Trust me. I have dropped a name or two in my day.
Like many academics, I suffer from an almost indescribable inferiority complex. If the world's economies aren't enough to make you feel irrelevant in your life's work, your students are always there to seal the deal. The fear that no one, but no one, will care that I am breathing has, on occasion, driven me to some gauche behavior. And, I mean, come on. I have some really interesting friends. Lots of them are quite accomplished in their fields. Several of them are famous. A handful are
really famous (and one, admittedly, is infamous).
So, on those occasions when I am weak from my fears of irrelevance, I have dropped a name or two, or stretched my own importance, thanks to the borrowed importance of my more accomplished friends and acquaintances.
I am reminding you of this, dear Reader, not because I am particularly proud of this behavior, but rather to establish my
bona fides for the invective that is to follow.
Some of my friends and acquaintances are in the military, or loosely associated therewith. Thinking back to the build up to the most recent Iraq war, I recall many of those acquaintances and friends taking me to task for my hesitancy about, you know, invading. What I recall hearing, more than once, was a strange form of name dropping that, I think, is akin to what I was describing in myself above.
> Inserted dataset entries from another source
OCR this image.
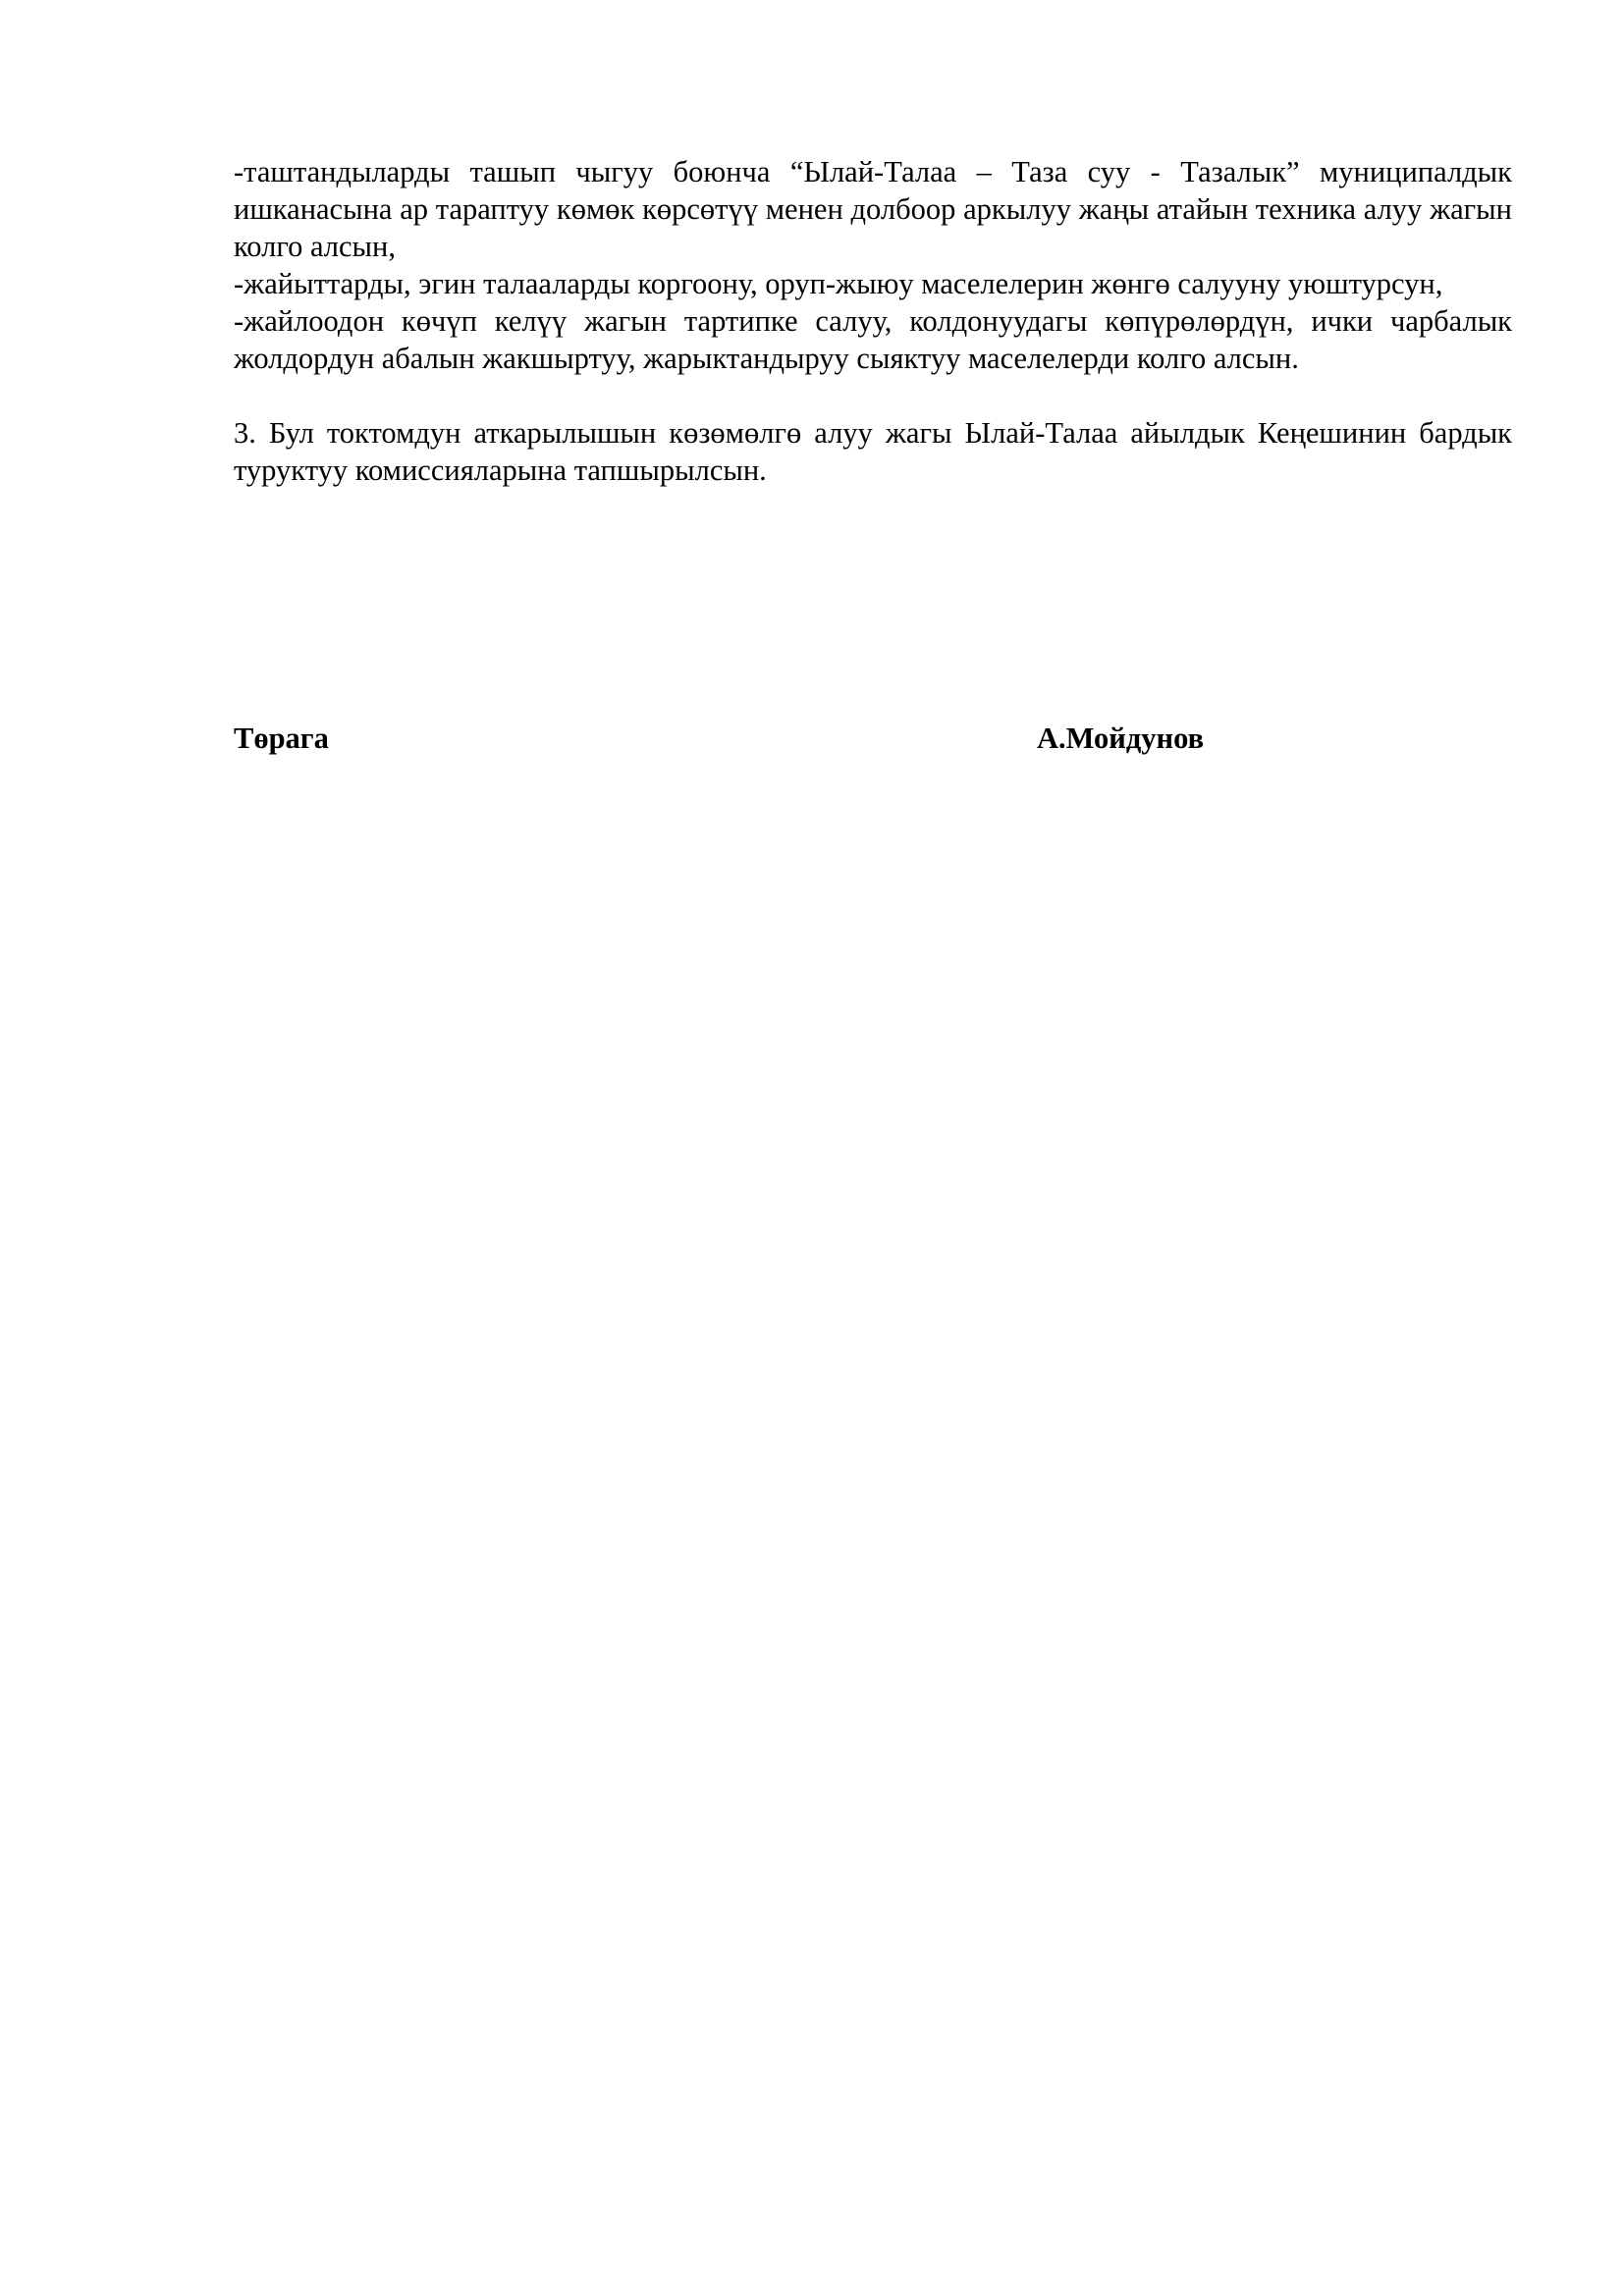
-таштандыларды ташып чыгуу боюнча “Ылай-Талаа – Таза суу - Тазалык” муниципалдык ишканасына ар тараптуу көмөк көрсөтүү менен долбоор аркылуу жаңы атайын техника алуу жагын колго алсын,

-жайыттарды, эгин талааларды коргоону, оруп-жыюу маселелерин жөнгө салууну уюштурсун,

-жайлоодон көчүп келүү жагын тартипке салуу, колдонуудагы көпүрөлөрдүн, ички чарбалык жолдордун абалын жакшыртуу, жарыктандыруу сыяктуу маселелерди колго алсын.

3. Бул токтомдун аткарылышын көзөмөлгө алуу жагы Ылай-Талаа айылдык Кеңешинин бардык туруктуу комиссияларына тапшырылсын.

Төрага	А.Мойдунов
When I would argue against invading from the evidence I had (the evidence that was available in the media and through my researches beyond the limitations of the American media), these jolly ol' Jingoes would get a knowing look on their face and a sage twinkle in their eyes. These old Hawks, mind you, are ancillary. They are factotums. They are sideliners now, and armchair warriors at best. Yet they wanted me to know that they were
in the know. And they knew something I didn't.
"Well, I can't say much now. But I've been talking to [fill in the blank], and he's close to Colin Powell, you know, and
he said...."
The upshot of what "he" said, in these cases, was that there was a whole lot of intelligence that was simply too sensitive to leak to the media, but if we (us common folk) ever knew the full extent of it, we'd be demanding ol' Saddam's head on a pike and thanking Dubya and Co. for invading when they did. The implication, in other words, was that the evidence I had was irrelevant, in light of the evidence that I
didn't have.
Now, of course, it turns out they actually didn't know something I didn't, after all. They wanted to feel important and in the know. They (and lots of other folks) bought into a culture that was fed off equal parts fear and self-aggrandizement. That latter factor, I think, was what gave these Hawks (some of them quite well placed and influential - hey, I
told you I know important people, didn't I?) the impetus to take the little crumbs of rumor they had and talk like they had fat seed cakes of certainty.
Let them eat cake, indeed. And we did. And why not? After all, "they knew something we didn't." A-yup. And we should have known better. Take it from one old name dropper to another.
But if you don't believe me, perhaps you'll believe one of the knowiest in the know fellas in the game, Tony Blair, himself. Yesterday he pretty much admitted that the whole WMD justification was a pretense, and that he would "still have thought it right to remove" Hussein regardless of whether there were WMD's or not.
This has led a prominent international lawyer, Phillipe Sands, to remark that Blair may now be open to war crimes prosecution, given that he joined into the war, and the justificatory posturing that preceded it, "irrespective of the facts on the ground, and irrespective of the legality" of invasion in light of the
lack of positive evidence.
There's a full story on this developing fiasco
here.
Tony Blair, however, is not our problem. He merely is a good, close friend to our problem. He had tea with our problem just last week, in fact, and they had
such a fine time, and...
Let me venture this: there is a deep inferiority complex at the heart of this nation. It has been endemic for generations, and it became epidemic in the last ten years. From Enron to the housing bubble to the credit crunch, we as a nation are running amok, from one fiction to the next, trying our best to feel relevant and important without the substance of fact or character to bolster us. The names we are dropping now, however, are names like "patriotism," "freedom," "security," "opportunity," and, yes, "hope."
These are the names of acquaintances whom these days we barely know. However, if we drop the names often enough, and broadly enough, everyone will assume we're still all old chums, won't they? And if those listening to us are convinced by our associations, then that's close enough to being real, isn't it, to fill the hole?
Sure it is, chum. That's the ticket. Take it from one old name dropper to another.